Born on January 27, 1915 in Pylypcze, Borshchiv, Ternopil Oblast in Ukraine to Jakiw Gniazdowski (h. Korab) and Martha Kubej (a Crimean/Kuban orphan). Jacques is the youngest of seven children.
Jacques starts drawing as a young child, his most prized possession is his double-ended two color pencil.
Attends private school (gymnasium) in Chortkiv. During his years in Chortkiv, Hnizdovsky has a roommate who was heavily involved in politics, something Hnizdovsky has no interest in. During a school search by the Polish police, Hnizdovsky's roommate, fearing impending arrest for his political activities, decides to hide all his political flyers under Jacques Hnizdovsky's mattress. Hnizdovsky is arrested and imprisoned, while his roommate goes free. The imprisonment appears to have lasted over a year and a half. Jacques Hnizdovsky is cleared of all charges, but the Chortkiv Academy refuses to allow him to return. This experience creates a distaste for all things political for the artist's entire life.
The young artist is saved from a Polish concentration camp by Metropolitan Andrey Sheptytsky OBM, who transfers the young artist to Seminary, allowing him complete his gymnasium studies.
Graduates from Seminary in Lviv.
Receives a scholarship to study at the Academy of Fine Arts in Warsaw.
The German invasion of Poland forces the sudden closure of the Academy of Fine Arts in Warsaw. Hnizdovsky is forced to flee by foot and by stowaway, with nothing but the clothes on his back. He settles in Zagreb, where he receives a scholarship to study at the Academy of Fine Arts at the University of Zagreb, receiving credit for the two semesters he completed in Warsaw.
Graduates from the Academy of Fine Arts in Zagreb with honors. Continues post-graduate studies at the Academy of Fine Arts, Zagreb for two more years.
Continues painting and drawing while living in the Weyarn Displaced Persons' Camp near Munich, Germany. Awaits permission to emigrate to the Unites States.
Arrives in the United States and settles in Saint Paul, Minnesota, working as a commercial artist and textile designer for Brown & Bigelow.

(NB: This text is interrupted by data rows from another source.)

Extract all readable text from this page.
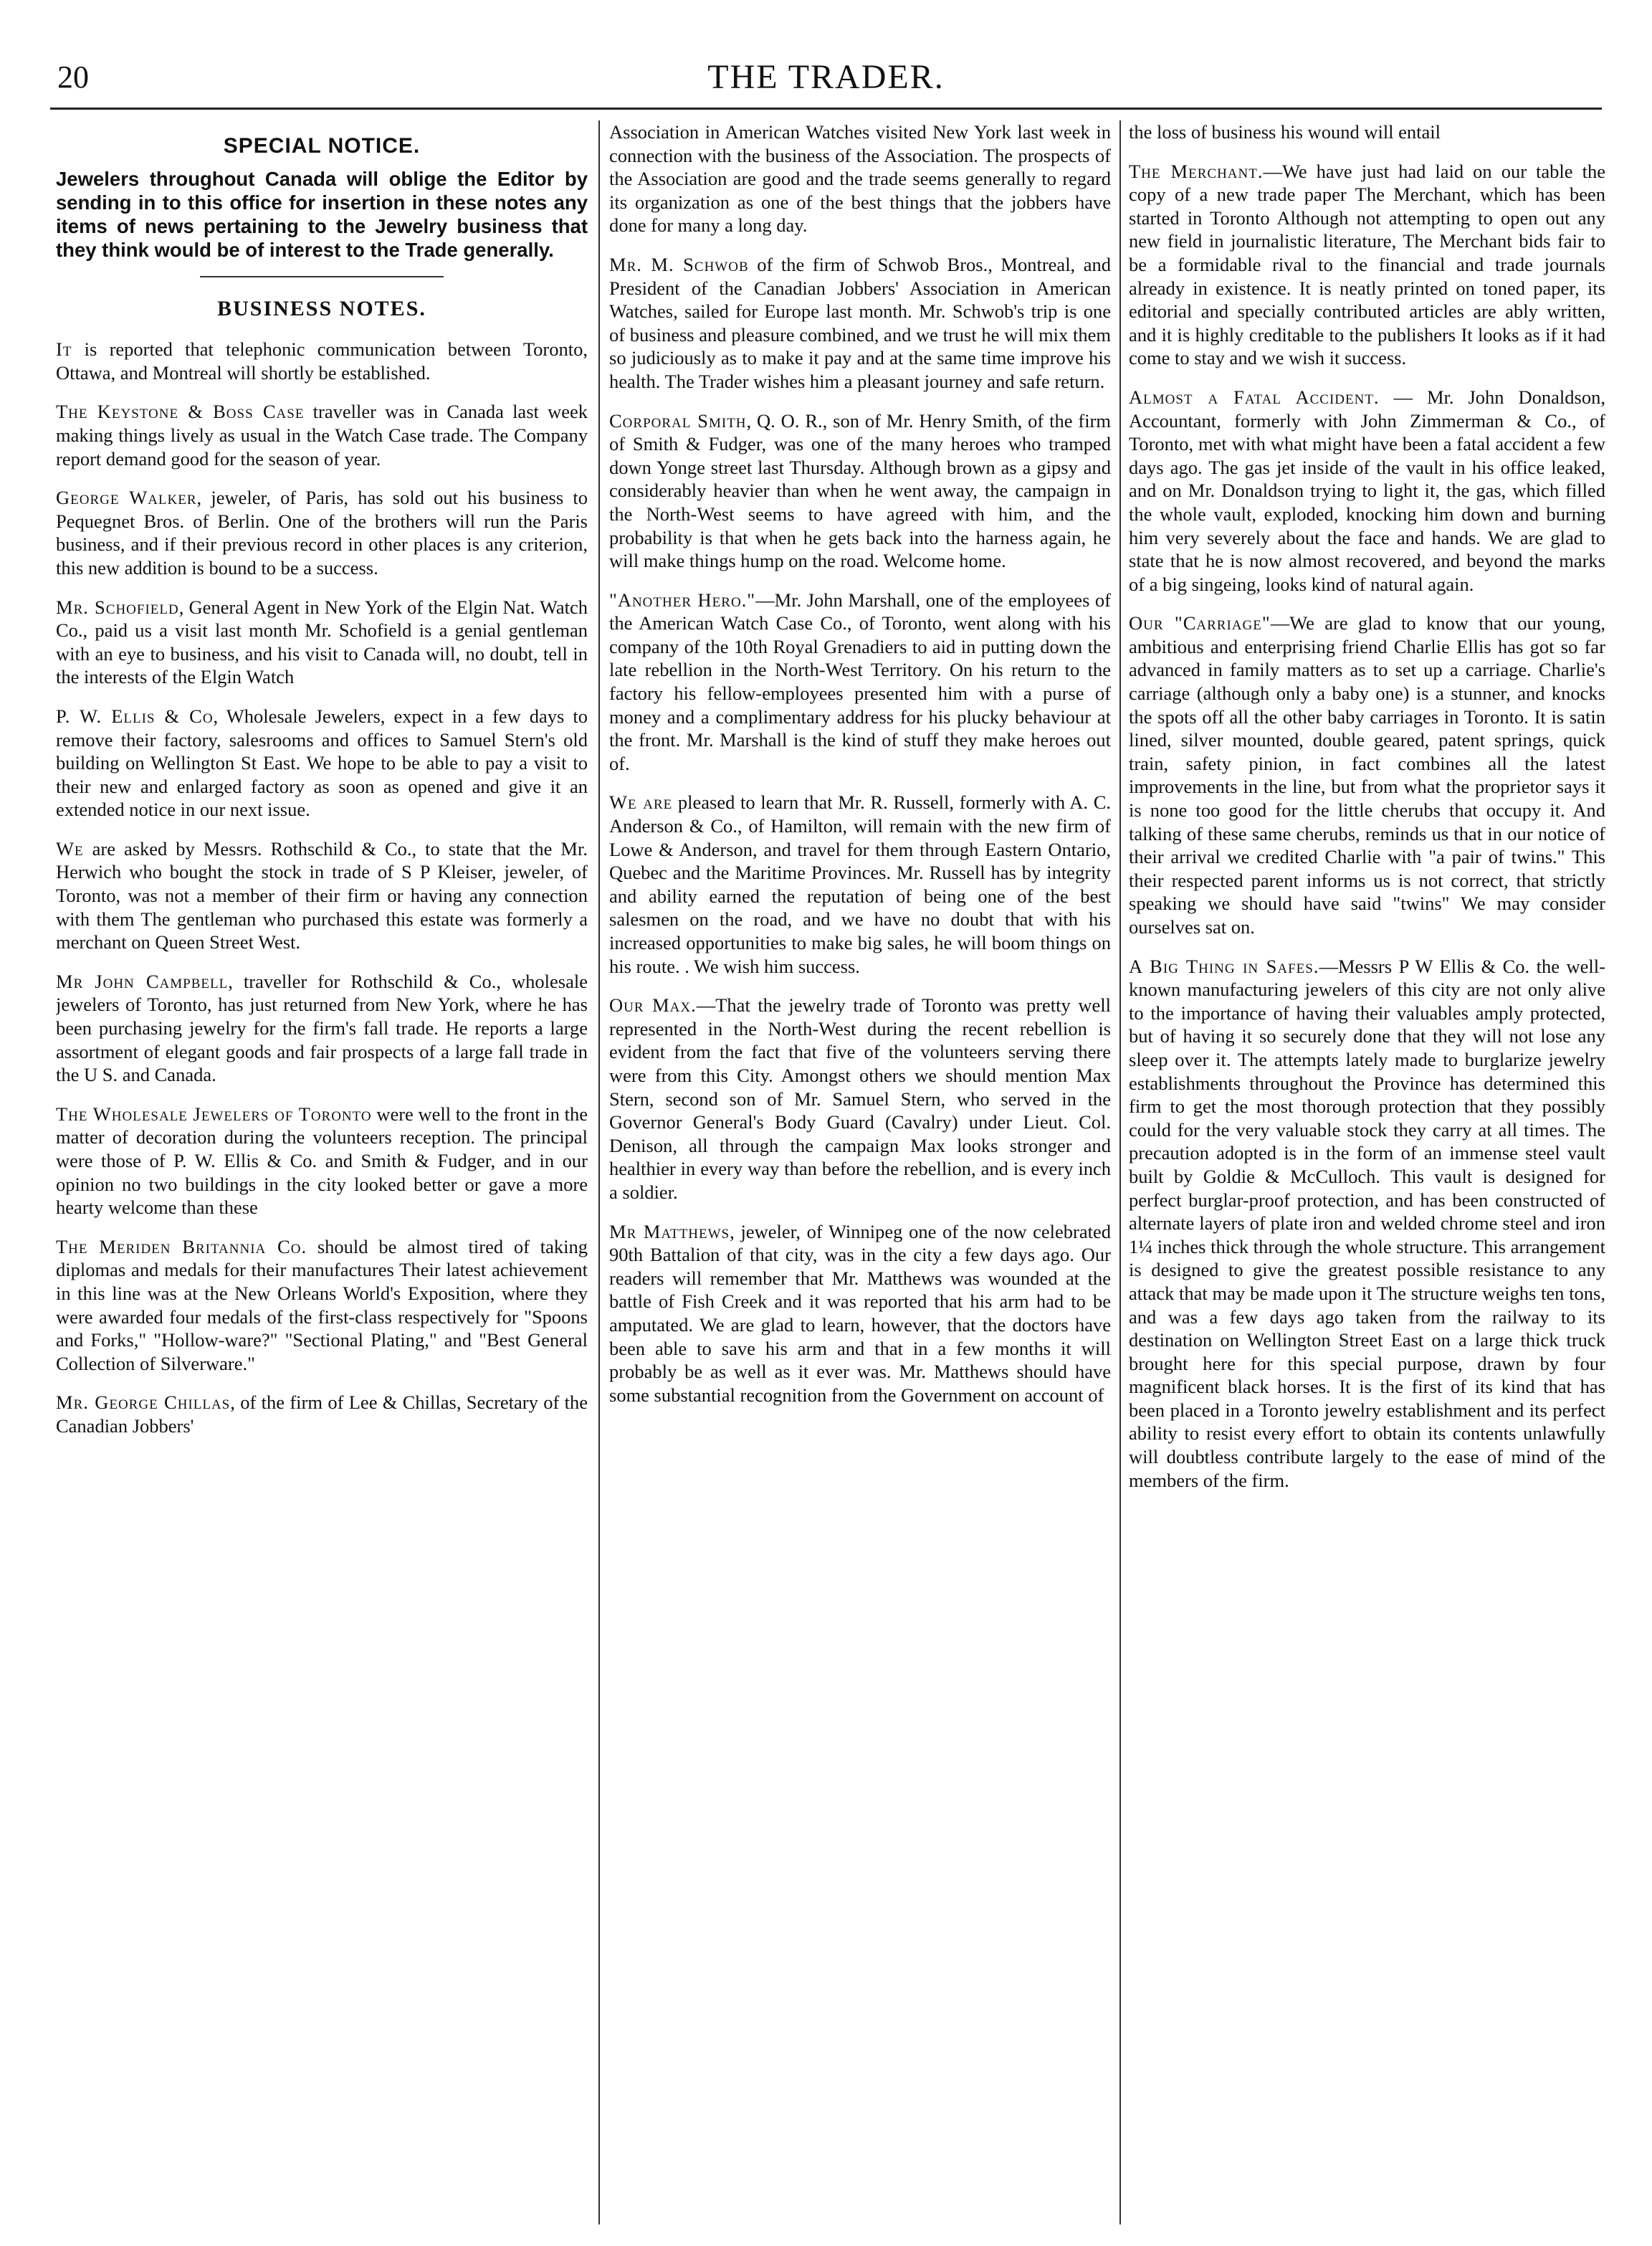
20	THE TRADER.
SPECIAL NOTICE.
Jewelers throughout Canada will oblige the Editor by sending in to this office for insertion in these notes any items of news pertaining to the Jewelry business that they think would be of interest to the Trade generally.
BUSINESS NOTES.

It is reported that telephonic communication between Toronto, Ottawa, and Montreal will shortly be established.

The Keystone & Boss Case traveller was in Canada last week making things lively as usual in the Watch Case trade. The Company report demand good for the season of year.

George Walker, jeweler, of Paris, has sold out his business to Pequegnet Bros. of Berlin. One of the brothers will run the Paris business, and if their previous record in other places is any criterion, this new addition is bound to be a success.

Mr. Schofield, General Agent in New York of the Elgin Nat. Watch Co., paid us a visit last month Mr. Schofield is a genial gentleman with an eye to business, and his visit to Canada will, no doubt, tell in the interests of the Elgin Watch

P. W. Ellis & Co, Wholesale Jewelers, expect in a few days to remove their factory, salesrooms and offices to Samuel Stern's old building on Wellington St East. We hope to be able to pay a visit to their new and enlarged factory as soon as opened and give it an extended notice in our next issue.

We are asked by Messrs. Rothschild & Co., to state that the Mr. Herwich who bought the stock in trade of S P Kleiser, jeweler, of Toronto, was not a member of their firm or having any connection with them The gentleman who purchased this estate was formerly a merchant on Queen Street West.

Mr John Campbell, traveller for Rothschild & Co., wholesale jewelers of Toronto, has just returned from New York, where he has been purchasing jewelry for the firm's fall trade. He reports a large assortment of elegant goods and fair prospects of a large fall trade in the U S. and Canada.

The Wholesale Jewelers of Toronto were well to the front in the matter of decoration during the volunteers reception. The principal were those of P. W. Ellis & Co. and Smith & Fudger, and in our opinion no two buildings in the city looked better or gave a more hearty welcome than these

The Meriden Britannia Co. should be almost tired of taking diplomas and medals for their manufactures Their latest achievement in this line was at the New Orleans World's Exposition, where they were awarded four medals of the first-class respectively for "Spoons and Forks," "Hollow-ware?" "Sectional Plating," and "Best General Collection of Silverware."

Mr. George Chillas, of the firm of Lee & Chillas, Secretary of the Canadian Jobbers'

Association in American Watches visited New York last week in connection with the business of the Association. The prospects of the Association are good and the trade seems generally to regard its organization as one of the best things that the jobbers have done for many a long day.

Mr. M. Schwob of the firm of Schwob Bros., Montreal, and President of the Canadian Jobbers' Association in American Watches, sailed for Europe last month. Mr. Schwob's trip is one of business and pleasure combined, and we trust he will mix them so judiciously as to make it pay and at the same time improve his health. The Trader wishes him a pleasant journey and safe return.

Corporal Smith, Q. O. R., son of Mr. Henry Smith, of the firm of Smith & Fudger, was one of the many heroes who tramped down Yonge street last Thursday. Although brown as a gipsy and considerably heavier than when he went away, the campaign in the North-West seems to have agreed with him, and the probability is that when he gets back into the harness again, he will make things hump on the road. Welcome home.

"Another Hero."—Mr. John Marshall, one of the employees of the American Watch Case Co., of Toronto, went along with his company of the 10th Royal Grenadiers to aid in putting down the late rebellion in the North-West Territory. On his return to the factory his fellow-employees presented him with a purse of money and a complimentary address for his plucky behaviour at the front. Mr. Marshall is the kind of stuff they make heroes out of.

We are pleased to learn that Mr. R. Russell, formerly with A. C. Anderson & Co., of Hamilton, will remain with the new firm of Lowe & Anderson, and travel for them through Eastern Ontario, Quebec and the Maritime Provinces. Mr. Russell has by integrity and ability earned the reputation of being one of the best salesmen on the road, and we have no doubt that with his increased opportunities to make big sales, he will boom things on his route. . We wish him success.

Our Max.—That the jewelry trade of Toronto was pretty well represented in the North-West during the recent rebellion is evident from the fact that five of the volunteers serving there were from this City. Amongst others we should mention Max Stern, second son of Mr. Samuel Stern, who served in the Governor General's Body Guard (Cavalry) under Lieut. Col. Denison, all through the campaign Max looks stronger and healthier in every way than before the rebellion, and is every inch a soldier.

Mr Matthews, jeweler, of Winnipeg one of the now celebrated 90th Battalion of that city, was in the city a few days ago. Our readers will remember that Mr. Matthews was wounded at the battle of Fish Creek and it was reported that his arm had to be amputated. We are glad to learn, however, that the doctors have been able to save his arm and that in a few months it will probably be as well as it ever was. Mr. Matthews should have some substantial recognition from the Government on account of

the loss of business his wound will entail

The Merchant.—We have just had laid on our table the copy of a new trade paper The Merchant, which has been started in Toronto Although not attempting to open out any new field in journalistic literature, The Merchant bids fair to be a formidable rival to the financial and trade journals already in existence. It is neatly printed on toned paper, its editorial and specially contributed articles are ably written, and it is highly creditable to the publishers It looks as if it had come to stay and we wish it success.

Almost a Fatal Accident. — Mr. John Donaldson, Accountant, formerly with John Zimmerman & Co., of Toronto, met with what might have been a fatal accident a few days ago. The gas jet inside of the vault in his office leaked, and on Mr. Donaldson trying to light it, the gas, which filled the whole vault, exploded, knocking him down and burning him very severely about the face and hands. We are glad to state that he is now almost recovered, and beyond the marks of a big singeing, looks kind of natural again.

Our "Carriage"—We are glad to know that our young, ambitious and enterprising friend Charlie Ellis has got so far advanced in family matters as to set up a carriage. Charlie's carriage (although only a baby one) is a stunner, and knocks the spots off all the other baby carriages in Toronto. It is satin lined, silver mounted, double geared, patent springs, quick train, safety pinion, in fact combines all the latest improvements in the line, but from what the proprietor says it is none too good for the little cherubs that occupy it. And talking of these same cherubs, reminds us that in our notice of their arrival we credited Charlie with "a pair of twins." This their respected parent informs us is not correct, that strictly speaking we should have said "twins" We may consider ourselves sat on.

A Big Thing in Safes.—Messrs P W Ellis & Co. the well-known manufacturing jewelers of this city are not only alive to the importance of having their valuables amply protected, but of having it so securely done that they will not lose any sleep over it. The attempts lately made to burglarize jewelry establishments throughout the Province has determined this firm to get the most thorough protection that they possibly could for the very valuable stock they carry at all times. The precaution adopted is in the form of an immense steel vault built by Goldie & McCulloch. This vault is designed for perfect burglar-proof protection, and has been constructed of alternate layers of plate iron and welded chrome steel and iron 1¼ inches thick through the whole structure. This arrangement is designed to give the greatest possible resistance to any attack that may be made upon it The structure weighs ten tons, and was a few days ago taken from the railway to its destination on Wellington Street East on a large thick truck brought here for this special purpose, drawn by four magnificent black horses. It is the first of its kind that has been placed in a Toronto jewelry establishment and its perfect ability to resist every effort to obtain its contents unlawfully will doubtless contribute largely to the ease of mind of the members of the firm.
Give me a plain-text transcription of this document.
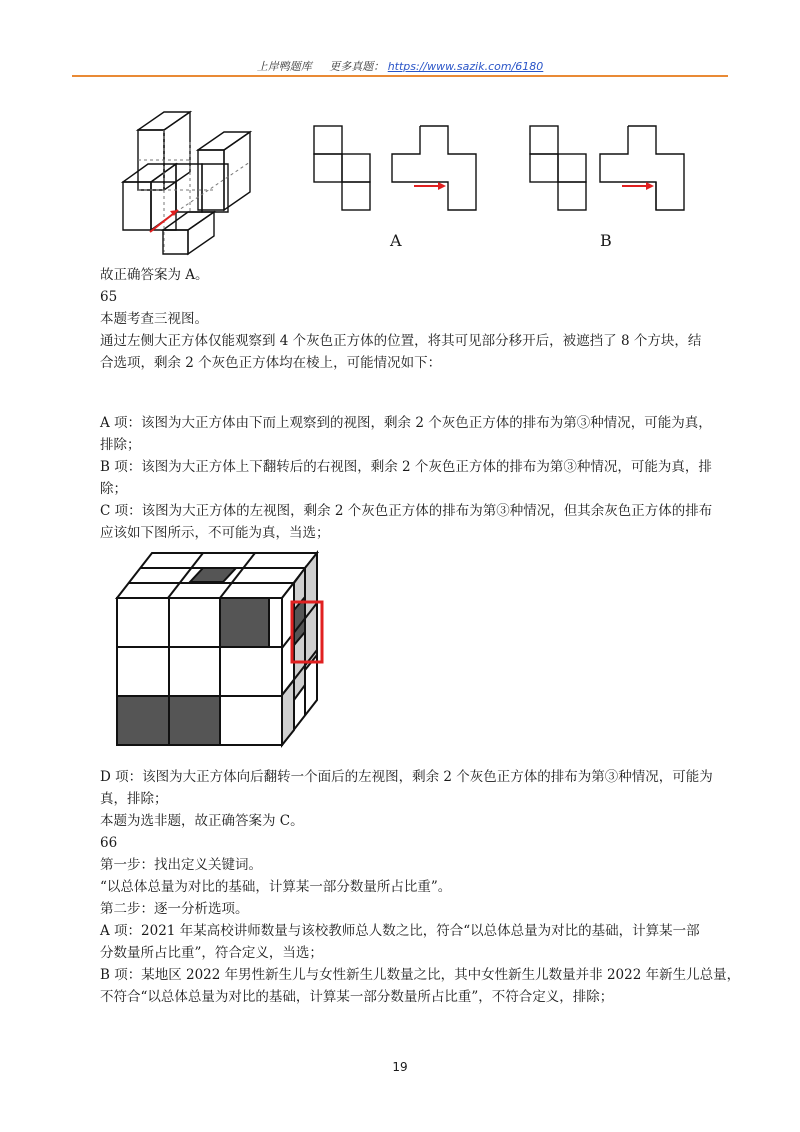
上岸鸭题库 更多真题： https://www.sazik.com/6180
A	B
故正确答案为 A。
65
本题考查三视图。
通过左侧大正方体仅能观察到 4 个灰色正方体的位置，将其可见部分移开后，被遮挡了 8 个方块，结
合选项，剩余 2 个灰色正方体均在棱上，可能情况如下：
A 项：该图为大正方体由下而上观察到的视图，剩余 2 个灰色正方体的排布为第③种情况，可能为真，
排除；
B 项：该图为大正方体上下翻转后的右视图，剩余 2 个灰色正方体的排布为第③种情况，可能为真，排
除；
C 项：该图为大正方体的左视图，剩余 2 个灰色正方体的排布为第③种情况，但其余灰色正方体的排布
应该如下图所示，不可能为真，当选；
D 项：该图为大正方体向后翻转一个面后的左视图，剩余 2 个灰色正方体的排布为第③种情况，可能为
真，排除；
本题为选非题，故正确答案为 C。
66
第一步：找出定义关键词。
“以总体总量为对比的基础，计算某一部分数量所占比重”。
第二步：逐一分析选项。
A 项：2021 年某高校讲师数量与该校教师总人数之比，符合“以总体总量为对比的基础，计算某一部
分数量所占比重”，符合定义，当选；
B 项：某地区 2022 年男性新生儿与女性新生儿数量之比，其中女性新生儿数量并非 2022 年新生儿总量，
不符合“以总体总量为对比的基础，计算某一部分数量所占比重”，不符合定义，排除；
19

Receives the Purchase Award at the 1950 Minneapolis Institute of Arts Print Exhibition.
Moves to New York City to establish himself as an independent fine artist.
Receives American Citizenship on November 11, 1954
Travels to Paris to paint the architecture of Paris.
Marries a recent graduate of ESMOD (École Supérieure des Arts et Techniques de la Mode), who was working in Paris as a stylist. Her financial support allows Hnizdovsky to stay an extra year in Paris to paint.
Arrives back to New York City with his new bride, settling in an apartment in the East Bronx, a far cry from the apartment they shared in Paris.
Awarded the First Prize at the Boston Printmakers Annual Exhibition for his woodcut print "The Sheep".
Dies of a massive cerebral hemorrhage on November 8, 1985. Is buried in the historic Lychakiv Cemetery in Lviv, Ukraine directly across from the tomb of Ivan Franko.